Sevilla combina historia, arte y tradición en un escenario de calles adoquinadas, monumentos icónicos y un ritmo de vida marcado por el flamenco y la gastronomía. A orillas del Guadalquivir, la ciudad despliega su riqueza patrimonial en espacios como la imponente Catedral con la Giralda, el Real Alcázar y la Plaza de España. Sus barrios, desde el bullicioso Triana hasta el señorial Santa Cruz, reflejan la herencia árabe y el esplendor barroco que han definido su identidad. Pero esto no es todo, pues es además la capital y el centro administrativo de Andalucía, el cual tiene su sede en uno de los edificios históricos más bonitos y emblemáticos de la ciudad.
Se trata del palacio de San Telmo, una majestuosa construcción situada a orillas del Guadalquivir que se alza como un símbolo del barroco andaluz y un referente histórico de la ciudad. No obstante, antes de ser la sede de la Junta de Andalucía, ha desempeñado otras funciones donde destaca su rol como colegio para navegantes.
Un importante edificio en la ciudad
La construcción del palacio de San Telmo comenzó el 10 de marzo de 1682 en terrenos situados extramuros de la ciudad y pertenecientes al Tribunal de la Inquisición. Su finalidad inicial fue albergar la sede del colegio-seminario de la Universidad de Mercaderes, institución que formaba a huérfanos de marineros. Un siglo después, el edificio pasó a ser el Colegio de la Marina, donde en 1846 ingresó el poeta Gustavo Adolfo Bécquer. Sin embargo, un año más tarde el edificio dejó de cumplir esta función y fue destinado a diversos usos, entre ellos la sede de la Sociedad del Ferrocarril y la Universidad Literaria.

En 1849, la propiedad fue adquirida por Antonio de Orleans y Luisa Fernanda de Borbón, duques de Montpensier, quienes lo transformaron en su residencia oficial. Uno de los eventos más relevantes que tuvieron lugar en su interior ocurrió el 12 de diciembre de 1877, cuando en su salón principal se celebró la pedida de mano de María de las Mercedes de Orleans por parte del duque de Sesto, José Isidro Osorio y Silva-Bazán, y el senador Francisco Marín de San Martín, marqués de la Frontera, en nombre de Alfonso XII de España, mediante una carta manuscrita del monarca.
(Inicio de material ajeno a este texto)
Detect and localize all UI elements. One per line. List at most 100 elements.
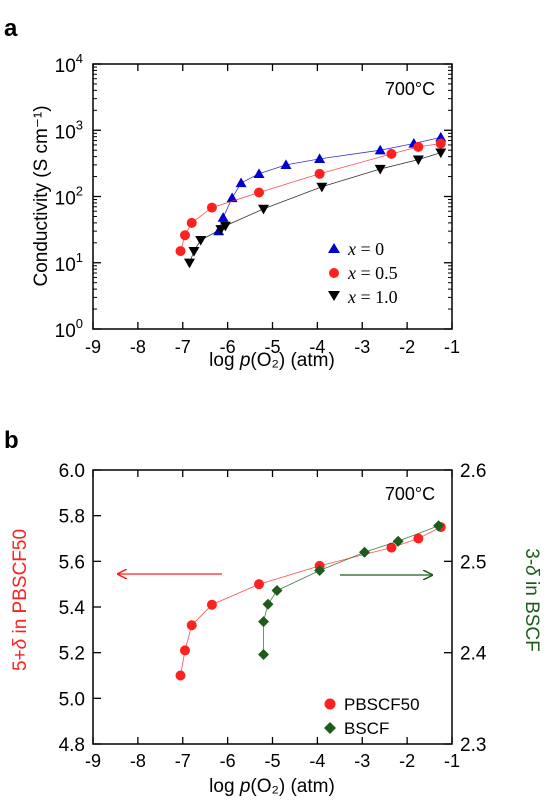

Al fallecer en 1897 la infanta María Luisa Fernanda, el palacio fue legado a la Archidiócesis de Sevilla. Además, sus jardines fueron cedidos a la ciudad, dando origen al actual Parque de María Luisa, uno de los espacios verdes más emblemáticos de la capital andaluza.
Una visita gratuita
Ya en el siglo XX, bajo el arzobispado de Marcelo Spínola, el palacio fue transformado en seminario, función que mantuvo hasta 1989, cuando fue cedido a la Junta de Andalucía para convertirse en la sede del Gobierno autonómico. Dos años después, en 1991, comenzaron las obras de rehabilitación para adecuarlo como sede oficial de la presidencia de la Junta de Andalucía. Posteriormente, en 2005, se inició una segunda fase de restauración centrada en recuperar la estructura original y los detalles interiores del edificio, alterados por múltiples intervenciones a lo largo de los años.
De este modo, a día de hoy es más que el centro administrativo de Andalucía, si no que se ha convertido en uno de los principales monumentos de Sevilla. El viajero puede contemplar un palacio barroco en el que destaca su imponente fachada de forma totalmente gratuita. Sin embargo, según la web de Turismo de Andalucía, el horario de visita solo son los jueves y los sábados y con cita previa.